When there is no current row, then the search for the next row
begins with the first row in the first table defined by the current
page.
[0047] The next instruction in block 118 specifies the Skip On
Success ("sos") command. This command specifies that the next N
instructions are not to be executed if the preceding instruction
was executed successfully, where N is a parameter for the sos
command. In the case of an instruction specifying the ranc command,
the instruction is executed successfully if a row is established as
a current row. For purposes of illustration, assume that the
previous instruction did not find a row containing `Horoscope` and
`ChannelTitle`, and thus did not execute successfully. As a result,
the following SOS command causes the instruction to be
executed.
[0048] The following instruction contains the mask command, and a
string parameter. The mask instruction specifies that the preset
identified by the string parameter is not active. The term active,
when used to refer to a set of presets, denotes that the preset is
executed when a user issues a voice command associated with the
preset. The term inactive, when used to refer to a set of presets,
denotes that the preset will not be executed when a user issues a
voice command associated with the preset. The term activate or
deactivate refers to operations that cause a preset to be active or
inactive, respectively. The terms activate or deactivate, when used
to refer to commands that may be issued to invoke a preset, refer
to inactivating or deactivating that preset. Activation may include
transmitting vocabulary input to extend the vocabulary of a sound
engine to include the phrases for the voice commands of activated
presets. Deactivation may include transmitting input to a sound
engine to remove phrases for voice commands from the vocabulary of
a sound engine.
[0049] The mask command, when used in conjunction with other
commands that control whether instructions are executed or not, is
useful for generating projected interfaces that reflect the
customizations of personalized web pages generated for particular
users. For example, a dynamically generated web page generated for
one user may not contain a row that has the text `HOROSCOPE`. In
this case, the instruction containing the mask command in block 118
will not be skipped, causing the preset HOROSCOPE 140 to be
inactive. However, another dynamically generated web page generated
for another user does contain a row that has the text `HOROSCOPE`.
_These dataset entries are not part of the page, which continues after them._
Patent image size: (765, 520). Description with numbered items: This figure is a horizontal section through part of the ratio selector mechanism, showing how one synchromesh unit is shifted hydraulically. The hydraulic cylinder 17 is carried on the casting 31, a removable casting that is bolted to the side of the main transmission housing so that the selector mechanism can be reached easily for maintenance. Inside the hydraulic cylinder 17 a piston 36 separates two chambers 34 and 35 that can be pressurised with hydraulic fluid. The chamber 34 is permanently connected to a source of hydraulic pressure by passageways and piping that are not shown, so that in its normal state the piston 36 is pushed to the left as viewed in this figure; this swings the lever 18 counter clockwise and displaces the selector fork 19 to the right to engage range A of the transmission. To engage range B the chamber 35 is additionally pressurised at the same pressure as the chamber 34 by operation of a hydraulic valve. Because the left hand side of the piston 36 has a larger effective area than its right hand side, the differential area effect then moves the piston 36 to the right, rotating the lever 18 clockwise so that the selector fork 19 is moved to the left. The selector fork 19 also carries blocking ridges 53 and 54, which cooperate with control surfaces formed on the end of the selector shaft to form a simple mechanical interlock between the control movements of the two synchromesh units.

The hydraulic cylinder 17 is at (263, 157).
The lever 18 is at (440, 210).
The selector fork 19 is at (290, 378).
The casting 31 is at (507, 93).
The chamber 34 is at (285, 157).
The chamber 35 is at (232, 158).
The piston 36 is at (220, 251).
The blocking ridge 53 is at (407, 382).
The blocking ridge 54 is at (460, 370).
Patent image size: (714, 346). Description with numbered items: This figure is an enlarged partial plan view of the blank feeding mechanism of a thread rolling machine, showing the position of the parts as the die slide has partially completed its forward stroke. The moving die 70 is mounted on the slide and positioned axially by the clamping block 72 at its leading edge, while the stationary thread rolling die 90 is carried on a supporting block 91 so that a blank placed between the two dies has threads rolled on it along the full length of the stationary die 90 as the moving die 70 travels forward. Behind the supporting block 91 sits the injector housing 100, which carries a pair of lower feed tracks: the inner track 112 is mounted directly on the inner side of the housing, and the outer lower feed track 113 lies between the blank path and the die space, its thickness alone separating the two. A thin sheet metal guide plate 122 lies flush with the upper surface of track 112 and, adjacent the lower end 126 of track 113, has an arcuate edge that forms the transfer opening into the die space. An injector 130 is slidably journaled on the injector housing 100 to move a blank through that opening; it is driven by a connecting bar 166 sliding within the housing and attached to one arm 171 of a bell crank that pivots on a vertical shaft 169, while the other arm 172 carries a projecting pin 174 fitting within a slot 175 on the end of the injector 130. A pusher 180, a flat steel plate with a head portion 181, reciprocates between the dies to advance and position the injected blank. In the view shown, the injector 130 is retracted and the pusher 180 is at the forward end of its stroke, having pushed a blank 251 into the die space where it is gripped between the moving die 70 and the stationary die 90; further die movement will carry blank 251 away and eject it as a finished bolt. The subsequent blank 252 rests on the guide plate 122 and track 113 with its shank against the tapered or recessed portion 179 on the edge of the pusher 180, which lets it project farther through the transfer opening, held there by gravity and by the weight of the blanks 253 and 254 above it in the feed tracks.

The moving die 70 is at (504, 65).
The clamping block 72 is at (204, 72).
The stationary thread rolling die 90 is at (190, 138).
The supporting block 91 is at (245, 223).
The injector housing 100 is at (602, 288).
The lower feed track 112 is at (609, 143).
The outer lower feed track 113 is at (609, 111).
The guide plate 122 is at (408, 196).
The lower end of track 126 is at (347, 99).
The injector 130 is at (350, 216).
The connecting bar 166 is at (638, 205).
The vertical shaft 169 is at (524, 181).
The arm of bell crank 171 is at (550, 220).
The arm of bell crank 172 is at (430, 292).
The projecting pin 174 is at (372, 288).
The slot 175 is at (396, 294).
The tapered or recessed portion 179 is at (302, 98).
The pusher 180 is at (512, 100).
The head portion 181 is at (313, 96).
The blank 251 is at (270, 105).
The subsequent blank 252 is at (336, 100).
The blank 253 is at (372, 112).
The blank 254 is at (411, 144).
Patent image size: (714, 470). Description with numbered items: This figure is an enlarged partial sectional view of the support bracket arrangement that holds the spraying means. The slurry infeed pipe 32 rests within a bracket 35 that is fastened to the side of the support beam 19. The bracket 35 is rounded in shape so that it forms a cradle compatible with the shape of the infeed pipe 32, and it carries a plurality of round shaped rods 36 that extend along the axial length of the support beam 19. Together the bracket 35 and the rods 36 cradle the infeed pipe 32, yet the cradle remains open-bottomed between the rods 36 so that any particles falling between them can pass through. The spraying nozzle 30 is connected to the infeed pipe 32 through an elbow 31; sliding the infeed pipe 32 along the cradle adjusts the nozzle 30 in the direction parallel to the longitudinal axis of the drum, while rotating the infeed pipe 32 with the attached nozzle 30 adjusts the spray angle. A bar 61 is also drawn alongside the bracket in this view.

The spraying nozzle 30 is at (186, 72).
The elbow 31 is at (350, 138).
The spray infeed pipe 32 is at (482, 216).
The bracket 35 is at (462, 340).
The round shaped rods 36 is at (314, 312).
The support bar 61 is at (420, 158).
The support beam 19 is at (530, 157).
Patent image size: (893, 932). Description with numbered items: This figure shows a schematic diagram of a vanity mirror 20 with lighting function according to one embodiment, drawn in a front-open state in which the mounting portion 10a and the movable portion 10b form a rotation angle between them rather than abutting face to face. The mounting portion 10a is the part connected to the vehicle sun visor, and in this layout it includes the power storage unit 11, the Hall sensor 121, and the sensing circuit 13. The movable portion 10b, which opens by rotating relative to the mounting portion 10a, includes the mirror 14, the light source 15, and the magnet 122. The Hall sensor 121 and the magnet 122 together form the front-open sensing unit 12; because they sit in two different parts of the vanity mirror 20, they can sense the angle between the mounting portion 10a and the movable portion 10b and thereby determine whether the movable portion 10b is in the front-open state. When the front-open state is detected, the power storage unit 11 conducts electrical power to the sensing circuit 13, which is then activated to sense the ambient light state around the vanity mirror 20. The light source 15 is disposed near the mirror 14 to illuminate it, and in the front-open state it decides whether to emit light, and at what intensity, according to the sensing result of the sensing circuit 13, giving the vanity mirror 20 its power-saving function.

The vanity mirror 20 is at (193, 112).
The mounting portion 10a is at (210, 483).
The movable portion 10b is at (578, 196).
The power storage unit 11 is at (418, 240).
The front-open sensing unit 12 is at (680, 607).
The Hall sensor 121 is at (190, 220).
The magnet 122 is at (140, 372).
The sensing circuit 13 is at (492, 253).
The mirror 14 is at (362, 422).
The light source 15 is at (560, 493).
In this case, the instruction containing the mask command in block
118 will be skipped, allowing preset HOROSCOPE 140 to remain
active.
[0050] Block 119 contains instructions that operate similar to
those in block 118. Executing the instructions in block 119 may
cause preset Sports 150 to be active or inactive depending on
whether or not the current page has a row containing the strings
`ChannelTitle` and `Sports`.
[0051] The preset Horoscope 140 includes URL 142 and block 148. The
URL 142 contains `//`, which specifies that the current page is the
page that was current when the preset was invoked.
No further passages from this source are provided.